Sharing your car via smart connected devices made easier
In early May, the Car Connectivity Consortium (CCC) announced the finalisation and availability of its Digital Key Release 2.0 specification. This framework, endorsed by leading carmakers, smartphone manufacturers and electronics suppliers, creates a standardised Digital Key ecosystem that enables mobile devices to store, authenticate, and share Digital Keys for vehicles in a secure, privacy-preserving way to make sharing your car via smart connected devices easier.
By Rainer Lutz, Director Segment Digital Key & NFC, NXP Semiconductors
While this announcement may fly under the radar of the general public as a ‘techie’ announcement, what it makes possible for the consumer’s digital lifestyle should make people stand up and take notice.
Convergence in the digital lifestyle
The typical automotive development cycle is longer than those of smartphones and devices, which refresh on a near annual basis. This is because bringing a vehicle to market involves an exceedingly complex ecosystem of suppliers and technologies. As a result, the in-car experience often lags those of other smart devices. This may lead consumers to wonder why they can buy goods, do their personal banking, control their home’s temperature and gain access to a hotel room with a device, but they can’t access or share a car with one.
The new CCC specification allows the mobile and automotive worlds to securely converge in exciting new ways to enhance the digital lifestyle. To make this possible the CCC agreed on an interoperable system that allows smartphones and smartwatches, or other smart devices, to grant and accept access seamlessly.
This system will soon allow families and friends to share their car keys via smart devices, car sharing companies to provide keys over the cloud, and consumers to even provide access to their car’s trunk so that online orders can be delivered to their car. Not only is it conceivable that you could provide your daughter with access to your car via smartphone, it could even be possible to specify the number of days it can be used.
The architecture is also designed to allow car owners to access their vehicles without Internet connectivity, an important consideration when outside of access areas. Additionally, it allows mobile devices to access a vehicle in ‘Battery Low Mode’. Overall, the specification opens the door for carmakers to offer differentiated custom features.

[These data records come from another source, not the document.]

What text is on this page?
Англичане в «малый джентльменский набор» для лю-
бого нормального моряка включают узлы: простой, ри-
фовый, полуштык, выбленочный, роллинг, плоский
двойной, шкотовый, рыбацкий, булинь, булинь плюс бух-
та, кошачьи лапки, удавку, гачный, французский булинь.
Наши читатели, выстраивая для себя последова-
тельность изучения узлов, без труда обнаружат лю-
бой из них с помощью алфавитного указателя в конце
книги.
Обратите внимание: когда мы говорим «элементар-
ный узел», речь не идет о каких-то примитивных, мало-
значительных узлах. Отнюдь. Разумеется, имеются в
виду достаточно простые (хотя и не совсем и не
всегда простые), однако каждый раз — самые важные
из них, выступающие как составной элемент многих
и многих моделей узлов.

The tech framework that makes it all possible
The new 2.0 Digital Key specification leverages Near Field Communication (NFC) technology for contactless communication between smartphones and vehicles and creates standardised interfaces to ensure interoperability between solutions from mobile device makers and OEMs. Security and privacy, important considerations when providing access to people’s most expensive assets, is addressed by standards-based public key infrastructure and the housing of Digital Keys within Secure Elements for a high level of security.
What’s next for the CCC? The organisation’s website has outlined the enablement of handsfree smart car access in CCC Release 3. Release 3 will specify Secure digital key management, automotive Bluetooth (BLE) for communication and Ultra-Wideband (UWB) technology for precise and secure localisation. These supplements will further develop the opportunities for smart device makers and vehicle manufacturers to enhance the evolving digital lifestyle.